Weirdly haired, raincoat-clad, middle-aged miseryguts Marlon Brando, torturing himself and everybody else around him because of a suicide he probably caused, turns up to view an empty Paris flat that boasts one very mod con: the ripe and pouting yet supremely suggestible 70s chick Maria Schneider. He mumbles something that sounds like "I'll take it" - he's not solely talking about the appartement, you understand - and the two strike up a sulky, sadomasochistic affair in which sex serves both as a balm and a way to forget, and from which there can only ever be one way out.
Then-modish addenda include some wannabe Godard-Truffaut scenes featuring Jean-Pierre Leaud as a director with whom Schneider at least gets to have some degree of fun; with Brando, alas, she spends half her time listening to his incredibly tedious anecdotes ("the ass of death... the womb of fear," he drones, to cite but two of the script's rejected subtitles for Star Trek movies), and the other half getting manhandled to such an extent that she was later to complain about her on-set treatment. The nadir, of course, arrives when Brando performs his "knob of butter" trick on his sobbing conquest, where you don't know what's worse: the intimations of anal rape, or the leading man's horrible Dralon trousers, worn at a solemn half-mast.
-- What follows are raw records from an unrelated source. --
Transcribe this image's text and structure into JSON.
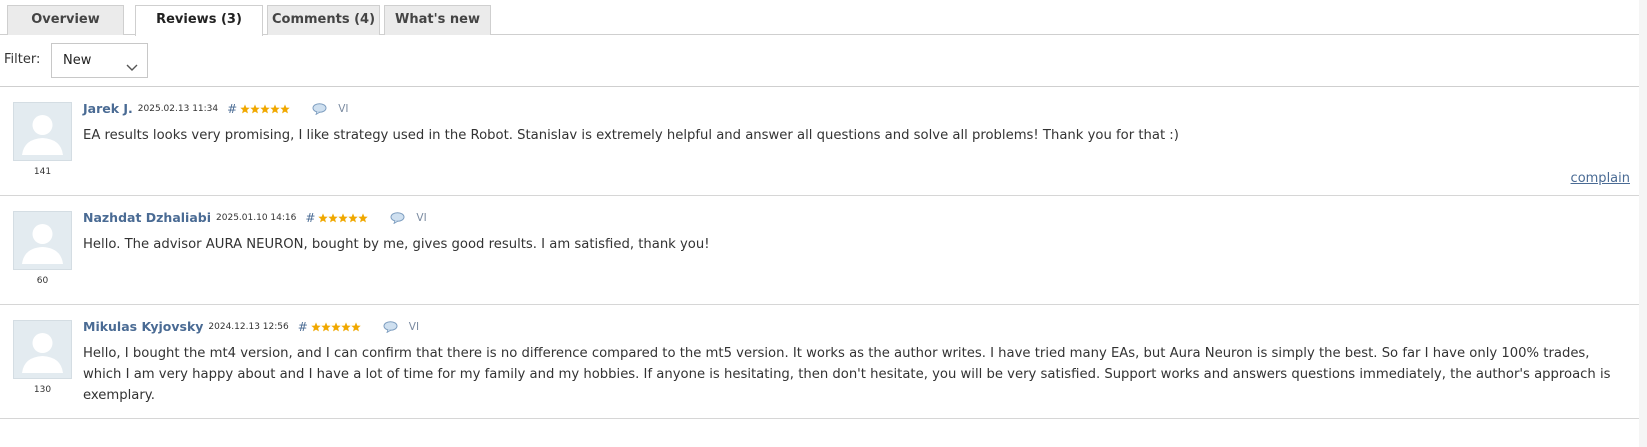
{
  "tabs": [
    {
      "label": "Overview",
      "active": false
    },
    {
      "label": "Reviews (3)",
      "active": true
    },
    {
      "label": "Comments (4)",
      "active": false
    },
    {
      "label": "What's new",
      "active": false
    }
  ],
  "filter": {
    "label": "Filter:",
    "selected": "New"
  },
  "reviews": [
    {
      "author": "Jarek J.",
      "date": "2025.02.13 11:34",
      "hash": "#",
      "stars": 5,
      "lang": "VI",
      "rating": "141",
      "text": "EA results looks very promising, I like strategy used in the Robot. Stanislav is extremely helpful and answer all questions and solve all problems! Thank you for that :)",
      "complain": "complain"
    },
    {
      "author": "Nazhdat Dzhaliabi",
      "date": "2025.01.10 14:16",
      "hash": "#",
      "stars": 5,
      "lang": "VI",
      "rating": "60",
      "text": "Hello. The advisor AURA NEURON, bought by me, gives good results. I am satisfied, thank you!"
    },
    {
      "author": "Mikulas Kyjovsky",
      "date": "2024.12.13 12:56",
      "hash": "#",
      "stars": 5,
      "lang": "VI",
      "rating": "130",
      "text": "Hello, I bought the mt4 version, and I can confirm that there is no difference compared to the mt5 version. It works as the author writes. I have tried many EAs, but Aura Neuron is simply the best. So far I have only 100% trades, which I am very happy about and I have a lot of time for my family and my hobbies. If anyone is hesitating, then don't hesitate, you will be very satisfied. Support works and answers questions immediately, the author's approach is exemplary."
    }
  ],
  "colors": {
    "link": "#4a6b94",
    "star": "#f0a800",
    "tab_bg": "#ebebeb",
    "border": "#cfcfcf"
  }
}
As films about lovers attempting to shut out the real world go, it really isn't a patch on the resonant and formally controlled In the Realm of the Senses, though it might serve as an early example of the way Brando would routinely unbalance his 1970s work, a tendency (a personality flaw?) visible in everything from The Missouri Breaks to Apocalypse Now, becoming a burden apt to break the back of any film so conspicuously groping towards naturalism. A lot of Tango, specifically, now looks like chestbeating chauvinist nonsense, all po faces engaged in zipless fucks, and emotional truth was simply never on the agenda. Let's put this on the record once and for all: no two people in the history of mankind have ever had a relationship like this.
Last Tango in Paris is available on DVD through 20th Century Fox.